En décembre 2022, les autorités de Guinée-Bissau ont annoncé de nouveaux tarifs réglementaires pour l’exploitation des médias dans le pays.
Selon ces nouveaux tarifs, il faudra payer 500 000 000 de francs CFA (environ 800 000 dollars américains) pour obtenir une licence de télévision commerciale à couverture nationale. Ce chiffre représente une augmentation d’au moins 6000% par rapport aux tarifs précédents qui étaient de 7.000.000 de francs CFA (environ 10.000 dollars US).
Les tarifs nouvellement annoncés exigent également le paiement de 10 000 000 de francs CFA (16 000 dollars américains) pour acquérir une licence d’exploitation d’une station de radio à couverture nationale. Le renouvellement pour cette catégorie a également grimpé à 900%.
Compte tenu de l’économie du pays, qui est l’une des plus petite et des plus faibles d’Afrique, ces hausses de tarifs sont non seulement exorbitantes mais aussi inadmissibles. L’économie de la Guinée-Bissau a été gravement touchée par la pandémie de COVID-19, ce qui a entraîné une baisse du PIB de 1,4 %, une baisse qui a augmenté à 3,8 % en 2021. La fragilité de l’économie a d’avantage affaibli la capacité des médias à se maintenir financièrement dans un contexte de faibles revenus, de bas salaires et de mauvaises conditions de travail en général.
L’annonce de l’augmentation des droits de licence a donc laissé de nombreuses parties prenantes des médias stupéfaites, les nouveaux tarifs étant considérés comme rédhibitoire pour le secteur des médias. L’augmentation des tarifs des médias est également considérée comme une menace pour la liberté des médias et l’accès à l’information dans le pays.

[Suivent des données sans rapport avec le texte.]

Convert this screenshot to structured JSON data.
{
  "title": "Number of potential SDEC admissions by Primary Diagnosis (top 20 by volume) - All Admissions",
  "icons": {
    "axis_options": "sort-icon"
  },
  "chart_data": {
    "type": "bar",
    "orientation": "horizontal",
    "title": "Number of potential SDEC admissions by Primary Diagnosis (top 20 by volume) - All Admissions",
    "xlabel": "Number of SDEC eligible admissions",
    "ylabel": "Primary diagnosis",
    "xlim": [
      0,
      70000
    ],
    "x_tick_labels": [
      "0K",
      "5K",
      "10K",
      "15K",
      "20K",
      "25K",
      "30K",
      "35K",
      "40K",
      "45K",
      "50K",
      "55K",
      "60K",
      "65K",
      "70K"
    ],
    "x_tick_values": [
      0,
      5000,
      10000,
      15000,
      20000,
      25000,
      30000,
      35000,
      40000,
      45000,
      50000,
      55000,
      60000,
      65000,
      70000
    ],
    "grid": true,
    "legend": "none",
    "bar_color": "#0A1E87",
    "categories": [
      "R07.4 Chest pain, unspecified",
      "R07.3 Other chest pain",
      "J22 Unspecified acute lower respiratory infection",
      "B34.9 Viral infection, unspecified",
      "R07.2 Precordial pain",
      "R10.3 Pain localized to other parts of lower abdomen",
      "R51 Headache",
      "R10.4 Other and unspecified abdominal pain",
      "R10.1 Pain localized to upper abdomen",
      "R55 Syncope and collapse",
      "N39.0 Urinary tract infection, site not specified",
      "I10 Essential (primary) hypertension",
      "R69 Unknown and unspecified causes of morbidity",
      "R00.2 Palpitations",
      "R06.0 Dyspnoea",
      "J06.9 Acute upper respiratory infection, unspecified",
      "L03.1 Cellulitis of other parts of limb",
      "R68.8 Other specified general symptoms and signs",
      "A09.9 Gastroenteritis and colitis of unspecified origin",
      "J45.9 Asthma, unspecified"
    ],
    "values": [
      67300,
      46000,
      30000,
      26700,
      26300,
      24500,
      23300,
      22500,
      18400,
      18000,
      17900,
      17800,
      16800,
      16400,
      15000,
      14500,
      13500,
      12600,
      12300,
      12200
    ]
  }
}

Vous trouverez ci-dessous un certain nombre de raisons pour lesquelles l’augmentation des tarifs risque de décimer le secteur des médias, déjà fragile :
- Les médias ont déjà du mal à payer et à renouveler leurs licences fixées aux anciens tarifs. Le 7 avril 2022, le gouvernement a fermé 79 stations de radio parce qu’elles n’avaient pas régularisé leur statut de licence de diffusion à ce moment-là. La plupart des stations de radio n’ont repris leur production qu’à la suite d’un engagement arrangé le 13 avril 2022, entre, d’un côté, une délégation composée de la Fondation des médias pour l’Afrique de l’Ouest (MFWA) et de ses partenaires en Guinée-Bissau et de l’autre côté, des représentants du gouvernement. Malheureusement, cette hausse des tarifs risque d’entraîner la fermeture d’autres stations de radio.
- Le paysage médiatique est privé des investissements nécessaires. Le Parlement de Guinée-Bissau a adopté la nouvelle taxe sur les télécommunications en tant que mesure fiscale visant à lever des fonds pour stimuler l’investissement public et améliorer les médias nationaux. Cependant, aucun décaissement n’a été effectué à partir du fonds comme le stipule la loi sur la nouvelle taxe sur les télécommunications. Alors que l’investissement attendu et son efficacité ne se font pas encore sentir, cette nouvelle mesure est venue s’ajouter aux difficultés actuelles auxquelles font face les médias, et de nombreux chaînes risqueront de fermer.
- Avant même l’entrée en vigueur des nouveaux tarifs, le revenu moyen de 75% des radios communautaires, toutes prestations confondues – spots publicitaires, communiqués de presse et programmes radio partenaires – s’élevait à 130 USD.
- Environ 29% des organisations de médias opèrent actuellement dans des bâtiments loués, payant des loyers mensuels allant d’environ 30 à 80 USD. Mais pour les organisations privées, les frais de location mensuels peuvent atteindre jusqu’à 400 USD, sans compter les frais d’électricité, d’eau, de données Internet et de téléphone.
- Seuls environ 30% des médias privés ont la capacité de générer un revenu mensuel d’environ USD $ 2,400 qui est juste assez pour couvrir les coûts de fonctionnement des stations.
- De nombreuses stations passent des mois sans être en mesure de payer l’intégralité des salaires de leurs employés.
Au vu de ce qui précède, la MFWA appelle le gouvernement et les médias de Guinée-Bissau à avoir un dialogue franc et constructif afin de discuter et d’adopter des tarifs ainsi que de prendre des mesures pour promouvoir la durabilité des médias et l’accès à l’information.